I am going to discuss the role of the architect in the construction observation process, during the construction phase of project.

The architect in most normal contracts is responsible for the design of the building. This entails the part of the design most people imagine, the layout, the elevations, the material selections and basic systems. However design also involves the integration of the local and national codes, laws and ordinances that must guide the design. From the first drafts plans of the building these codes must be part and parcel of the design. The number of exits, the width of corridors, the ramps between levels, the size of bathrooms to comply with the ADA, the fire separations between uses, the overall size of the building, and many other factors. This is part of the design.

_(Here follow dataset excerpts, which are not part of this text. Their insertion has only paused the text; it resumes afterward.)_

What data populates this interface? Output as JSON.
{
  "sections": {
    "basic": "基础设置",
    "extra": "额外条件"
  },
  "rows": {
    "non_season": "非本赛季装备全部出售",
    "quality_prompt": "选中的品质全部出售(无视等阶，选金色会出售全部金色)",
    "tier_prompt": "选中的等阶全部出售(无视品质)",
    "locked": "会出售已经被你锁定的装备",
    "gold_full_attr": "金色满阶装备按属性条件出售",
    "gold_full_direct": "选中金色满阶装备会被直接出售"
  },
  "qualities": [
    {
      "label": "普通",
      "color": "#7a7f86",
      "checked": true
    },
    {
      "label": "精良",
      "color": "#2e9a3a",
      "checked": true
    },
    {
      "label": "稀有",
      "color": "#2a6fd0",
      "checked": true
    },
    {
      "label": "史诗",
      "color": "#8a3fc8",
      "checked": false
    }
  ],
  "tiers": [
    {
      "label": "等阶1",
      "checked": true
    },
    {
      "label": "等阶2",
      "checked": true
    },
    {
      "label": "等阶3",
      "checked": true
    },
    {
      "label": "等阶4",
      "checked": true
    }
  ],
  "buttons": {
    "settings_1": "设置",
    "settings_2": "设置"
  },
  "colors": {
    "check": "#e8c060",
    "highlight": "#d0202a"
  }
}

When the design is approved by the jurisdiction with authority (a city, county, etc.), it is issued a permit that basically states this design is approved as shown in the plans, and inspections will compare the construction to the approved plans. Making the construction conform to the plans is the role of the Contractor.

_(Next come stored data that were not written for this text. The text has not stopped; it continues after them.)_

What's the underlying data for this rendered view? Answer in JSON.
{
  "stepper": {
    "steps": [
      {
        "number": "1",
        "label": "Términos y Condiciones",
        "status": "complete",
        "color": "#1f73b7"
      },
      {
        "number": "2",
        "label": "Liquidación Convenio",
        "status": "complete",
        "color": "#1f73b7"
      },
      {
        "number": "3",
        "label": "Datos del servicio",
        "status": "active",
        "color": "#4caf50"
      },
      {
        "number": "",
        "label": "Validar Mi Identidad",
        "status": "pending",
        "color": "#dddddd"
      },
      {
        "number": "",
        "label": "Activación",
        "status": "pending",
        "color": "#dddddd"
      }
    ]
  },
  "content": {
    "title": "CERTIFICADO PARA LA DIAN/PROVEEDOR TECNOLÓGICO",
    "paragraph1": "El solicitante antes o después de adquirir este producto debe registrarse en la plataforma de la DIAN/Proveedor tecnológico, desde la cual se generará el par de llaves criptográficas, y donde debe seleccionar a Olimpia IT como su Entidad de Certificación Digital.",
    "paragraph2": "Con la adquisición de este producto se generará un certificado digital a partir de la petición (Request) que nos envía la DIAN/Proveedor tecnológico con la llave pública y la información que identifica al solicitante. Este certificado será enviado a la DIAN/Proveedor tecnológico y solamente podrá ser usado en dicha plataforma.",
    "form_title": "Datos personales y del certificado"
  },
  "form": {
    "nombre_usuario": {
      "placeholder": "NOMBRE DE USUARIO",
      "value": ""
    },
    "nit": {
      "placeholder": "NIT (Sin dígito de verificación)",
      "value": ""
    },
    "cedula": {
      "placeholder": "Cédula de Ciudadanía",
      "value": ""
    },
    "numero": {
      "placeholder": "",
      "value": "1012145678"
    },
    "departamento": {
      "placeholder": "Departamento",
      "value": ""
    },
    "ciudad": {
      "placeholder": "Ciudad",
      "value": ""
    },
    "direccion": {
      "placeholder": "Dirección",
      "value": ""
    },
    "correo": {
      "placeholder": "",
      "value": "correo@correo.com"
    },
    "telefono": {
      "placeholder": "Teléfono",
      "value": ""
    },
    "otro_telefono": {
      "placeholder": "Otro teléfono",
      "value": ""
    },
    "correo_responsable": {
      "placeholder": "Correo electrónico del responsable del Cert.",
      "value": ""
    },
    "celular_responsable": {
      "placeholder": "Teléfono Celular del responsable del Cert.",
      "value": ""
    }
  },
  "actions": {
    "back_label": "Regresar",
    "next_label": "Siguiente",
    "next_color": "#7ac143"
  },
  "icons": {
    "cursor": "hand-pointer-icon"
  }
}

The architect during the construction phase may be contracted by the owner to observe the construction, to make sure it conforms to design intent. There is a major difference between observing construction and inspecting it. Inspection is the certification that every step in process has yielded an assembly that meets the minimum standards specified in the code. Observation is keeping a record of progress, and notifying the client and general contractor that there are items that do not conform to the design intent.

For example, on one hotel project we had a corridor wall that was to rated 1-hour, and to have an STC of 55. (Sound Transference Coefficient) The wall was the product of off site construction, built in a factory. The contractor installed it backwards. I noted this and contacted the structural engineer for his opinion. His opinion was that it didn’t matter structurally. The wall had what is know as a sound clip, it separates the drywall from the studs to cut the transfer of noise through the wall. Instead of running continuous along the corridor it was running on the room side, interrupted at each unit demising wall. I had to inform the client and the contractor that the walls did not meet design intent, (the location of the channel that should deliver the STC 55 required by the hotel franchise) but would probably pass inspection. (still maintained the 1-hour rating and performed structurally).

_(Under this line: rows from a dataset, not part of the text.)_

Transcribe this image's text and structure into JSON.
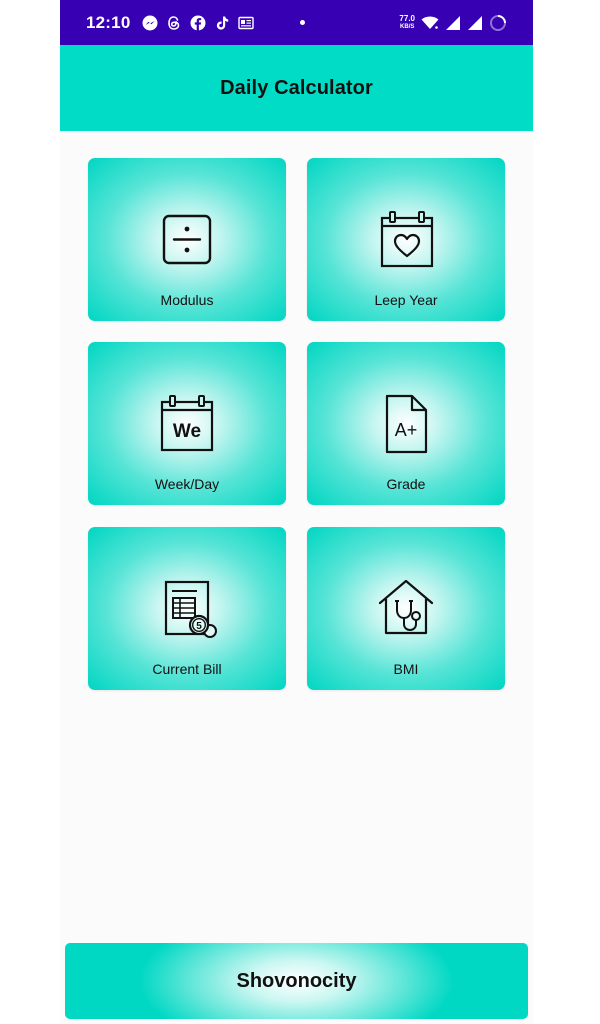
{
  "status_bar": {
    "time": "12:10",
    "net_speed_value": "77.0",
    "net_speed_unit": "KB/S",
    "icons": [
      "messenger-icon",
      "threads-icon",
      "facebook-icon",
      "tiktok-icon",
      "news-icon"
    ]
  },
  "app_bar": {
    "title": "Daily Calculator"
  },
  "tiles": [
    {
      "label": "Modulus",
      "icon": "divide-icon"
    },
    {
      "label": "Leep Year",
      "icon": "calendar-heart-icon"
    },
    {
      "label": "Week/Day",
      "icon": "calendar-week-icon",
      "icon_text": "We"
    },
    {
      "label": "Grade",
      "icon": "grade-document-icon",
      "icon_text": "A+"
    },
    {
      "label": "Current Bill",
      "icon": "bill-icon",
      "icon_text": "5"
    },
    {
      "label": "BMI",
      "icon": "health-house-icon"
    }
  ],
  "footer": {
    "text": "Shovonocity"
  },
  "colors": {
    "status_bar": "#3700b3",
    "accent": "#00dcc6",
    "background": "#fbfbfb"
  }
}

This left the client to decide what to do next; have the contractor disassemble the wall sheeting and rebuild it – wasting time, but meeting his franchise requirements, or let it slide and hope it made negligible difference in the long run. As it turned out this mistake did pass inspection, because it met the minimum requirements of the code. As far as the STC rating, unless expensive and controlled experiments are performed by an acoustical engineer it would be hard to determine objectively how the wall performs. But it leaves the client room to sue the contractor if subjectively noise is an issue that effects his business – the evidence is the record of the construction that did not meet design intent.

That’s the role of the architect in this process, to record observations about the conduct and product the contractor is providing to the client. The architect documents for the benefit of the client what is being done without making claims as to the prospect of the certification of the product. We can further serve the client by giving our opinions and professional advice to remedies to meet the design intent of the documents.